In order to obtain food from a Chipotle you are forced to stand behind the people who arrived at the Chipotle before you. All these people are in your way and are impeding your progress in obtaining food, but you are expected to act as though they are not there, even though they are visibly obtaining and consuming food right in front of you. Additionally, you yourself are an obstacle to everybody who arrived after you, and cannot help but be aware that each and every one of them hates you and resents your presence.
If you are able to withstand that ordeal, you will reach the Glass Barrier. Behind a Glass Barrier you see various plant and animal byproducts in bins. These byproducts have been heated in order to sterilize them and in some cases induce chemical change. You may, if you wish, issue instructions which will cause a food product to be assembled for you out of the contents of the bins.
After obtaining your food product in its edible sheathe or more expedient bowl configuration, you may optionally sit inside the Chipotle and consume the food product.

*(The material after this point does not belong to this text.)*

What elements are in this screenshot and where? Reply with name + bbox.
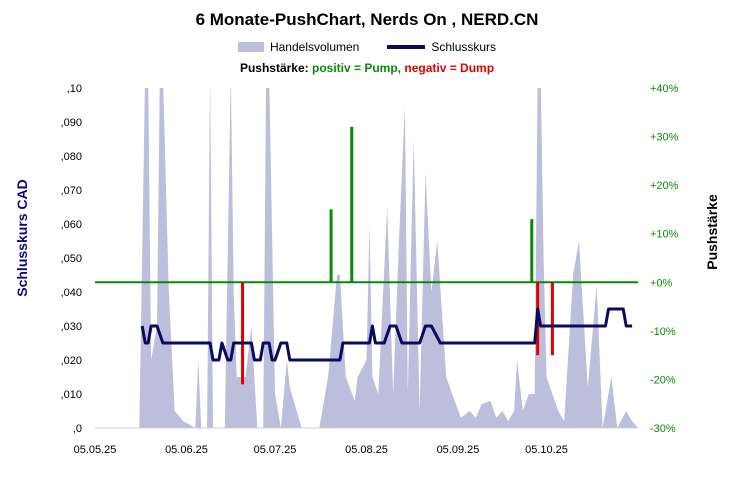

You may notice that some of the animal tissue has too much adipose tissue for your liking. You may be distracted by this fact, and start thinking about the living conditions of the animal from which the tissue was derived – the endless rows of squalid metal cages barely large enough to contain the body, swollen as it is by genetic tampering and pharmaceutical substances. You may think thoughts like, “Sorry, chicken, I was enjoying eating your muscles, but then I bit into some of your fat, and I was no longer enjoying eating you. Is that ungrateful of me? Let me know.”
Some of the plant byproduct may have been left on the combustion apparatus for too long and undergone undesirable chemical changes, appearing black and withered, crunchy in texture.
You will then think about the nature of the world that gave rise to and contained this experience. You will think about the multitudes toiling in order to bring forth the food product. The whole edifice of industry. Grinding away at the Earth itself, grinding down the humanity of each and all, ultimately grinding it all into bowls for your consumption.
You exit the Chipotle aware that you are still standing in its maw, that all roads lead to Rome and all the materials and energies in the world outside are feeding by invisible threads of commerce into those metal bins of food product, the sidewalk under your feet is a slope and that slope is gently turning your steps down into that endless mindless appetite.